Jak co roku grupa STORM ASG Wrocław miała na tyle szmocy, aby zorganizować kolejną edycję Miasta. Obok takiej imprezy (jako odmiany nudnego weekendu) Semper Parati nie mogła przejść obojętnie. Wspólnie z Patrykiem, mając błogosławieństwo pozostałej części ekipy przeprowadziliśmy małe spotkanie organizacyjne z Grochem – dowódcą SRL (Siły Rozjemcze Lednicy).

Sama frekwencja (SP w składzie: Askel, Rip, Olin, Kamil, Miro, Pepe, Dedziu, Lutek i Rikk) była spora, pogoda dopisał i w deszczu nie musieliśmy się strzelać. W rozgrywce brały udział jeszcze dwie strony:

– Radykalne Skrzydło Wolnościowe (RSW),

– Trzecia Siła (3S).

Dużym prestiżem było to, że szeregi SRL wspierali najlepsi koleżkowie z ZPW i szmoc. Szkoda, że Patryś nie mógł zostać dowódcą plutonu, ale trudno – następnym razem. Nasz pluton składał się z ok. 30 dzielnych komandosów niedzielnych. Gotowi, wyszpejowani, z nadanym kryptonimem (Walhalla) czekaliśmy na finał odprawy. Słów padło wiele, było motywowanie do walki, konkretne założenia itp. Niestety nie wszyscy byli w stanie uznać zwierzchność, więc na początku było trochę samowolki.

Sama rozgrywka przebiegała prawidłowo, większych uwag nie miałem. No może komunikacja trochę szwankowała, ale to samo życie. Naszym głównym zadaniem była eliminacja wroga, ale również ukończenie zadań premiowanych punktami:

– zdobycie Fabryki i jej obrona,

– uzyskanie wyrzutni rakiet (co nam się udało i do dziś czuję to w plecach),

– atak na sztab 3S (Dedziu i Belzebub siał postrach).
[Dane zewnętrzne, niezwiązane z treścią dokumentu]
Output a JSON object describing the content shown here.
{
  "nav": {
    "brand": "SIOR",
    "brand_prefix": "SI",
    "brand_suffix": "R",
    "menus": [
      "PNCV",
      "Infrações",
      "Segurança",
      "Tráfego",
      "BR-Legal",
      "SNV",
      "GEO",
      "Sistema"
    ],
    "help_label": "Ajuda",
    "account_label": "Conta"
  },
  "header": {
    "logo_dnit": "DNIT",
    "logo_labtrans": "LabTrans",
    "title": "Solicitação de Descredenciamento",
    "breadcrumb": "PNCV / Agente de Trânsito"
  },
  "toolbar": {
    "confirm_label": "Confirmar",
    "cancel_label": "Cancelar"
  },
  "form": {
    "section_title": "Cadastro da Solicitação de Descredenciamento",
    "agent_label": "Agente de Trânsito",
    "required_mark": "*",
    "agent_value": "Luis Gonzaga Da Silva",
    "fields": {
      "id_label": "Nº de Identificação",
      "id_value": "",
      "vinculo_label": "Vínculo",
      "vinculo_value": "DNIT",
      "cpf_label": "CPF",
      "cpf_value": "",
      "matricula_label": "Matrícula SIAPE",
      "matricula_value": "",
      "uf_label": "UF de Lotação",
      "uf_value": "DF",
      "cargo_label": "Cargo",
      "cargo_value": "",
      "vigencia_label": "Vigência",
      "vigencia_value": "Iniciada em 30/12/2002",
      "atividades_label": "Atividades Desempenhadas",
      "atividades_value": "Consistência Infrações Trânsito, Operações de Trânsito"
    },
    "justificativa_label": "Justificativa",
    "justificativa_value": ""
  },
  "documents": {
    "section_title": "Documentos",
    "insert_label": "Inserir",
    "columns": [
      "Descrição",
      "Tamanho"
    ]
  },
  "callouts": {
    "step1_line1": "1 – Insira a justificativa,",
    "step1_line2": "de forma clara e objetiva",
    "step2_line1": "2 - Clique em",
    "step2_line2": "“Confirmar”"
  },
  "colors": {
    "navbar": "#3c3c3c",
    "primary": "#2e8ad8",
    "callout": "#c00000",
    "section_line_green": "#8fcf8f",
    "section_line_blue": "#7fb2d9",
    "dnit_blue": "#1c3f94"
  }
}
Fanty przygotowane przez Orgów (jak wyrzutnia RPG) czy pojazdy uczestniczące w rozgrywce (wóz opancerzony marki ŻUK) robiły robotę. Widać pracę włożoną w organizację i pomysłowość. Łamanie regulaminu nie było nagminne, wypuszczanie z respa odbywało się w ustalonych przez Doktorka godzinach. Mikrominus dla komandosa, co to wystrzelał z bunkra połowę oddziału wychodzącego z respa oraz kolegi co to miał koszulę w kratę, a kulki w niego wystrzelone odbijały się o gałązki. I dla tych co się śmiali, że mi się bateria skończyła, a także dla kolegi Adama B. szefa koszul i dresów – jak Gość.

Pozdrawiam serdecznie wszystkich i do zobaczenia.